Le temps court. Un atelier QVT se déroule sur une demi-journée, puis s’arrête. Or la charge psychique de fond, celle qui use, qui s’accumule, qui finit par déborder, ne se traite pas dans un format ponctuel. Elle demande un travail patient, étalé dans la durée, que les interventions courtes ne peuvent pas porter.

La logique de réaction. Les cellules d’écoute interviennent en réponse à une difficulté déjà identifiée. Elles sont précieuses, mais par construction tardives : elles agissent une fois la souffrance installée. La prévention véritable se joue en amont, avant le point de rupture.

La visibilité collective. Un atelier organisé dans l’entreprise, même bien mené, place les collaborateurs en situation de visibilité. Or le travail sur la fatigue, le rapport au sens ou les schémas répétitifs demande un cadre confidentiel et choisi. La présence du collectif inhibe la profondeur du travail intérieur.

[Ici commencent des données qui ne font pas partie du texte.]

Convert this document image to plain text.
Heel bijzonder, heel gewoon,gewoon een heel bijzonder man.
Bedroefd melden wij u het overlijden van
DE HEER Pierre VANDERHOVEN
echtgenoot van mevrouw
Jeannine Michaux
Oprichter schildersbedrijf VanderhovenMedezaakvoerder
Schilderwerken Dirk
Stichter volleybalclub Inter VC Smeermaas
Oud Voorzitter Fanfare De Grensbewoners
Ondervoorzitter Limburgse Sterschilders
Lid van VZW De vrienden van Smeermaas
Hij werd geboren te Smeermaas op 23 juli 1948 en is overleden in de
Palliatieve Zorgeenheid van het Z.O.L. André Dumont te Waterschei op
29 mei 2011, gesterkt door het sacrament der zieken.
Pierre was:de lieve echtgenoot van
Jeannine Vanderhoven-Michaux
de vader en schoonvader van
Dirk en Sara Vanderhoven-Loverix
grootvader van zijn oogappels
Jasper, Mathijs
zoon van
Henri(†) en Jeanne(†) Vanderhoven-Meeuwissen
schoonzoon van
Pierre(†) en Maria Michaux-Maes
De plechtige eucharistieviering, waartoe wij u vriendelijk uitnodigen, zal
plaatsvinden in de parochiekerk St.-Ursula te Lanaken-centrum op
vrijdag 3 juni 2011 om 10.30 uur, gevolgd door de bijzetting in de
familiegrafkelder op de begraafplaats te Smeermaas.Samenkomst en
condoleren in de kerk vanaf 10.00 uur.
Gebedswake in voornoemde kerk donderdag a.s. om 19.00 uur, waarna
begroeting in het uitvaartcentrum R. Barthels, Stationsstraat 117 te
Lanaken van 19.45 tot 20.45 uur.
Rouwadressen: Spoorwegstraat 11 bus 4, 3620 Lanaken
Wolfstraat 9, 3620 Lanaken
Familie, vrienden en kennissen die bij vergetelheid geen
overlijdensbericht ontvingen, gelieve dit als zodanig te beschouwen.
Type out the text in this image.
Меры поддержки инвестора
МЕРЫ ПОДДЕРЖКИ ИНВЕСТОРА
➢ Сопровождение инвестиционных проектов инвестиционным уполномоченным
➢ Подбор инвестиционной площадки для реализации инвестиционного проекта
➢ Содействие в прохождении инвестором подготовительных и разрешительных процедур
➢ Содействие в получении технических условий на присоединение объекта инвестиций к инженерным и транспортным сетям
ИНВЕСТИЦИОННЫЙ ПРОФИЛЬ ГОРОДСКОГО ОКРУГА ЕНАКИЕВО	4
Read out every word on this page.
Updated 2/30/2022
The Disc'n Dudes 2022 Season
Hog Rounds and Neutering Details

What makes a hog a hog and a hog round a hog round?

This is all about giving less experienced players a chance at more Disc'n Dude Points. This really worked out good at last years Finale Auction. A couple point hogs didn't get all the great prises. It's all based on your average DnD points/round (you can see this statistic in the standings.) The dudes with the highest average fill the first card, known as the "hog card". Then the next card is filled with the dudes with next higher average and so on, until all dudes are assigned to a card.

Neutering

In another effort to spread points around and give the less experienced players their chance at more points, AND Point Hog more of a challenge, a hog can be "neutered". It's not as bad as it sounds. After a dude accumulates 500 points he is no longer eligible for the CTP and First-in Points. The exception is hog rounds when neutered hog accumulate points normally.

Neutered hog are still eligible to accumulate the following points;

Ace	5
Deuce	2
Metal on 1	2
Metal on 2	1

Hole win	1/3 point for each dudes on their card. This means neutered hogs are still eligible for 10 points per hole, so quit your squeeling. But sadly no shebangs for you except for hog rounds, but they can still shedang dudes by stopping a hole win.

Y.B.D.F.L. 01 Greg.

Ce qui manque : un travail individuel, autonome et continu

Entre la formation collective et la prise en charge thérapeutique, il existe un espace peu couvert : celui d’un accompagnement individuel, autonome, structuré et disponible dans la durée. Un espace où chacun peut, à son rythme et dans la confidentialité, apprendre à réguler son système nerveux, à observer ce qui se répète, et à transformer un vécu subi en repère orientable.

C’est sur ce registre qu’intervient un dispositif comme PsychéSatori. Conçu par deux professionnelles à la croisée du corps et de la psyché, il propose un parcours clinique entièrement à distance, accessible 24 h/24 sur plusieurs mois. Le principe directeur est simple et désormais consensuel en neurosciences affectives : réguler avant d’élaborer. Tant que le système nerveux reste en état d’alerte, aucune restructuration durable n’est possible. Chaque séance commence donc par un temps de régulation, mobilisable seul, avant d’ouvrir un travail plus profond.

Un complément, pas un remplacement

Un tel dispositif ne se substitue à aucun outil existant. Il intervient en amont des situations de crise, sur le terrain de la prévention et de la régulation, là où les cellules d’écoute interviennent en aval. Il comporte d’ailleurs un protocole de sécurité qui invite, en cas de difficulté importante, à mobiliser la médecine du travail ou un accompagnement adapté.

L’enjeu n’est pas de remplacer ce qui existe, mais de combler l’angle mort : offrir à chaque collaborateur un travail de fond, individuel et continu, que ni l’atelier collectif ni la ligne d’écoute ne peuvent assurer.